UK tariffs on dairy imports could result in a €400 million threat on Irish dairy exporters, if such tariffs are imposed after Brexit.

That’s according to Dairy Industry Ireland (DII), the representative body for dairy processors in Ireland, who has also argued that the UK government needs to “appreciate the severe economic, social and environmental damage Ireland will face if these tariffs are put in place”.

On Tuesday, British Secretary of State for Environment, Food and Rural Affairs, Michael Gove, announced that the UK would not have a ‘zero tariff’ situation post-Brexit – meaning that tariffs of some kind will be applied to Irish agri-food produce.

Milk exports south of the border are of vital importance to the economic viability of the dairy industry in Northern Ireland, and there simply is not the processing capacity in Northern Ireland, or in fact the rest of the UK, to handle this milk.

In a statement, DII highlighted that the milk intake from Northern Ireland to the Republic for manufacture stood at more than 804 million litres in 2018, quoting Central Statistics Office figures.

“With less than 900 hours remaining to the proposed Brexit day, it is vital a resolution is reached and a strong backstop protecting dairy trade and regulations on the island of Ireland is maintained,” said Conor Mulvihill, the director of DII.

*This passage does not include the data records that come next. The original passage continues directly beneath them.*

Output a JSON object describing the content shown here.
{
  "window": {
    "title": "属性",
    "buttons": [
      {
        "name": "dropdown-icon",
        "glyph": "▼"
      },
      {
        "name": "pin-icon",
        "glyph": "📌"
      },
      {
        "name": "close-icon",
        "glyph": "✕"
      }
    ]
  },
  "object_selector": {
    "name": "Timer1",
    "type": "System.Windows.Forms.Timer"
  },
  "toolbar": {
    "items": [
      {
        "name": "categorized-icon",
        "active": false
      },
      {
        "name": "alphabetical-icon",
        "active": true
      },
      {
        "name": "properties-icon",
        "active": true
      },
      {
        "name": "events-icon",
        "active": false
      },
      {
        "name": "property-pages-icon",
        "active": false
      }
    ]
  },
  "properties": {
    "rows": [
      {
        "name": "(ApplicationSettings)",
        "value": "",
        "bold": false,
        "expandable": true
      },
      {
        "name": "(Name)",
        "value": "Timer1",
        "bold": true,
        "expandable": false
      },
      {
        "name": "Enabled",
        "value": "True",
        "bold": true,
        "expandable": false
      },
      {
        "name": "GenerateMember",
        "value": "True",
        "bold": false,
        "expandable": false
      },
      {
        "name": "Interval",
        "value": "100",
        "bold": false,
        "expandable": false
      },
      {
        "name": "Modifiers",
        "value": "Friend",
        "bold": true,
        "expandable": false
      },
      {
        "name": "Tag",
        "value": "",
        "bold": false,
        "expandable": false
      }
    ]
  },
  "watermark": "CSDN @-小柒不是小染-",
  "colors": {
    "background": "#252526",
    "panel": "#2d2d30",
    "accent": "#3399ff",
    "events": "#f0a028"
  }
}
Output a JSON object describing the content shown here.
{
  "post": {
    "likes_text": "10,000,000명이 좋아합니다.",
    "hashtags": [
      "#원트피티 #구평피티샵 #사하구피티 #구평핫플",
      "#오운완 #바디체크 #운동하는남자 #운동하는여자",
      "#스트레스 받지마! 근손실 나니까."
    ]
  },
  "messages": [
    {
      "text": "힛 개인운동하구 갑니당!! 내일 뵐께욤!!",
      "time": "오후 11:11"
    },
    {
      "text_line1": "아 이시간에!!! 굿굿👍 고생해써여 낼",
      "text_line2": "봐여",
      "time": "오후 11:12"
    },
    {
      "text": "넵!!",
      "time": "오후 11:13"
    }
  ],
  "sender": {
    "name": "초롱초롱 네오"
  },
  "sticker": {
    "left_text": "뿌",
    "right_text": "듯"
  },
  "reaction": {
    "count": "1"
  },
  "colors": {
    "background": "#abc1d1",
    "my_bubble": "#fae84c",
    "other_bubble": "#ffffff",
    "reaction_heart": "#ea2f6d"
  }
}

According to the DII’s studies, the tariff threat stands at about €400 million on all dairy exports to the UK – and €155 million on cheddar alone.

“We are engaging closely with our colleagues in Food Drink Ireland, to push for a tariff stabilisation fund and state aid flexibilities to help agri-food exporters and farmers offset the impact of UK tariffs in the event of a no-deal Brexit,” continued Mulvihill.

He outlined that the DII’s Brexit research predicts both price rises and “severe” trade losses after a no-deal scenario.

“Even if the UK uses a Tariff Rate Quota system on products such as dairy to mitigate disruption, this will put the Irish dairy industry competing toe-to-toe with larger rival such as New Zealand and the US for dairy market share in the UK market,” he warned.